I due marchi premium più importanti vanno alla conquista di nuovi segmenti

2 ottobre 2013 - 10:29

Crescere, poi crescere e ancora crescere. Non importa che la vostra azienda abbia uno o centomila dipendenti, che vendiate formaggio o produciate aerei. Se siete a capo di un'impresa, il vostro obiettivo sarà inesorabilmente quello di crescere. Il mercato dell'auto, ovviamente, non fa eccezione. Anzi, essendo giocoforza legato ai numeri della produzione e muovendosi in un settore dove le abitudini sono dure a morire, i modi per aumentare i guadagni sono sostanzialmente due: vendere più auto oppure venderle a un prezzo superiore; nei casi più fortunati anche le due cose insieme.

STRATEGIE DIVERSE – In questa corsa al rialzo continuo, chi ha alle spalle un marchio premium è sicuramente avvantaggiato rispetto a quei costruttori generalisti che non hanno un pedigree nobile. Per questi ultimi la strada della crescita passa per le sinergie tecniche, per la costante riduzione dei costi e per la ricerca di un posizionamento del prodotto che vada verso il “near-premium”. In buona sostanza, trovare un modo per rendere accettabile e appetibile un prodotto più qualitativo a un prezzo più alto. Quelle case automobilistiche che, invece, hanno sempre frequentato i piani alti del listino, tentano di scendere verso quelli più bassi, proponendo prodotti possibili a chi diversamente non potrebbe permetterseli.
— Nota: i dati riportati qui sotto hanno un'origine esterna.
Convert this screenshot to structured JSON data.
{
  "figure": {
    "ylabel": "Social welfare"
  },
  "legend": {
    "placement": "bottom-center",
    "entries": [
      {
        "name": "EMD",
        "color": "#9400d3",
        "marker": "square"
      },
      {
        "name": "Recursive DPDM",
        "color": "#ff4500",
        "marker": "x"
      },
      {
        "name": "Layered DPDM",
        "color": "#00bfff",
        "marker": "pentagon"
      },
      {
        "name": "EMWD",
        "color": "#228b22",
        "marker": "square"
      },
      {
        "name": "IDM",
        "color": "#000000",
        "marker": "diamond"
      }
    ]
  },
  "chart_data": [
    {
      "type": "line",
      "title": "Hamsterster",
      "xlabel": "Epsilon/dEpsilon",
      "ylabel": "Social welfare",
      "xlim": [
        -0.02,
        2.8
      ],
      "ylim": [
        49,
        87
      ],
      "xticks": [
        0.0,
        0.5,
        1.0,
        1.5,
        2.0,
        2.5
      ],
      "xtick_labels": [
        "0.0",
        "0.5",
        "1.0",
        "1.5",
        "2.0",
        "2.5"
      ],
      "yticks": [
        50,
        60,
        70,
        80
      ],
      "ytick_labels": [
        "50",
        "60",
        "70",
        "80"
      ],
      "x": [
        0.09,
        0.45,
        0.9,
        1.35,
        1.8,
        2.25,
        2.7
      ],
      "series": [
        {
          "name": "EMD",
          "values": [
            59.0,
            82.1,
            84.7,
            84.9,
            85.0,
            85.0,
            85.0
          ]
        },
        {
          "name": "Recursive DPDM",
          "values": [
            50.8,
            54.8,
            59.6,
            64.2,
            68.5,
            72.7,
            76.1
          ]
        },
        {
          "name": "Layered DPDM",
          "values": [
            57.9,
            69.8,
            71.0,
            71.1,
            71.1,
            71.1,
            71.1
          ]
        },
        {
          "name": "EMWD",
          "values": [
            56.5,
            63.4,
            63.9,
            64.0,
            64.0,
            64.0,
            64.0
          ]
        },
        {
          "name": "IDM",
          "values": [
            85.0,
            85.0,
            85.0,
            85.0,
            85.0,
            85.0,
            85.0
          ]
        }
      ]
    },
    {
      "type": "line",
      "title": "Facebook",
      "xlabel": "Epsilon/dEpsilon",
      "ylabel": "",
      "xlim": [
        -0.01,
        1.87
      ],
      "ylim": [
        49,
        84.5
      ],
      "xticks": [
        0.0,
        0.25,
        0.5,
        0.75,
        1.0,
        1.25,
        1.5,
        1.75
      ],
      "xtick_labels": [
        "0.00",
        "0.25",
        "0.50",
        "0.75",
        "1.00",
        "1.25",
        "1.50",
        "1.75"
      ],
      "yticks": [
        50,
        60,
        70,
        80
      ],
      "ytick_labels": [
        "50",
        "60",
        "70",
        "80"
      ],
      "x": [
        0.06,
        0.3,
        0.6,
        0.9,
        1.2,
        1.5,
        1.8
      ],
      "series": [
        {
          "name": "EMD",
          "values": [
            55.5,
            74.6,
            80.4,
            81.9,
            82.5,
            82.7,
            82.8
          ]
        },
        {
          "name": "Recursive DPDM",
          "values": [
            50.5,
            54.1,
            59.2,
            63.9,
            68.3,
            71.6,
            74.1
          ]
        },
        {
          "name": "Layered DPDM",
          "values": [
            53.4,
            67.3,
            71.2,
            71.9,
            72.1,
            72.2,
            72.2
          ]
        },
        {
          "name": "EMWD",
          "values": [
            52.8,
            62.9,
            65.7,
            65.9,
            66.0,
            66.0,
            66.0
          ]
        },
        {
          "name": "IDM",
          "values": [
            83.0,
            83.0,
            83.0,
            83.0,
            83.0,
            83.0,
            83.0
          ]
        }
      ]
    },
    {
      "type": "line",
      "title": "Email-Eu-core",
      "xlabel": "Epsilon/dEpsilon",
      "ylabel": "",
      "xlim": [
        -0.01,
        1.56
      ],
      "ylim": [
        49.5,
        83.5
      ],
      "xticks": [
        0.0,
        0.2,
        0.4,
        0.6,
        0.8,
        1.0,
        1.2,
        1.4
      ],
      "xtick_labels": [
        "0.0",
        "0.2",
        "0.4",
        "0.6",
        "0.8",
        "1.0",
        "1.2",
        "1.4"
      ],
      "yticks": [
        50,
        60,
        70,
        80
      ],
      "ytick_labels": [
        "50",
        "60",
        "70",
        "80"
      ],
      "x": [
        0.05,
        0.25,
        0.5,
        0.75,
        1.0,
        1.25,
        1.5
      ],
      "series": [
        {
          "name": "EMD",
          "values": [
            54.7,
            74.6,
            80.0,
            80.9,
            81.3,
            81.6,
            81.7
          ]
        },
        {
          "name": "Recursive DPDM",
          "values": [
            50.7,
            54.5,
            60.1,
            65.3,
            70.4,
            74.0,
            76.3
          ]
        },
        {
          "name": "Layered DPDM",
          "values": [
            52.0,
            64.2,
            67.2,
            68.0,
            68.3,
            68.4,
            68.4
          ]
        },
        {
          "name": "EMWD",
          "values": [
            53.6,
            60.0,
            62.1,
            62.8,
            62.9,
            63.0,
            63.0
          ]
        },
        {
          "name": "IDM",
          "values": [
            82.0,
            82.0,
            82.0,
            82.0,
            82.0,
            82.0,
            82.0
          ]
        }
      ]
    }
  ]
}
MERCEDES APRE IN BRASILE – Mercedes ha già imboccato questa strada con ottimi risultati. La nuova famiglia di automobili a motore trasversale e trazione anteriore/integrale si sta rivelando un grande successo. Inaugurata nel 2012 con la nuova Classe B, consta ora della nuova Classe A, della 4 porte CLA e della SUV GLA. Nei primi sei mesi del 2013, Mercedes ha venduto nel mondo oltre 170.000 auto basate su questa piattaforma. Il successo è netto, tanto che nel 2016 aprirà un impianto in Brasile (a Iracemapolis, 170 km da San Paolo) dedicato alla costruzione di questi modelli. Quello brasiliano è un mercato in forte espansione e Mercedes produrrà in loco circa 20.000 vetture/anno.

BMW VERSO L'ANTERIORE – Anche BMW punta sulla trazione anteriore e su un allargamento verso il basso della propria gamma di vetture. Attualmente tutte le auto di Monaco, compresa la più piccola Serie 1, sono a trazione posteriore, un plus tecnico che l'80% degli acquirenti della “segmento C” non apprezza. Allora perché non sviluppare una nuova piattaforma che possa fungere da base comune anche alle nuove Mini? È esattamente quello che farà BMW entro il 2017, quando insieme alla nuova Serie 1 hatchback debutterà anche la variante a 4 porte, tanto per non lasciare sole le rivali A3 berlina e Mercedes CLA.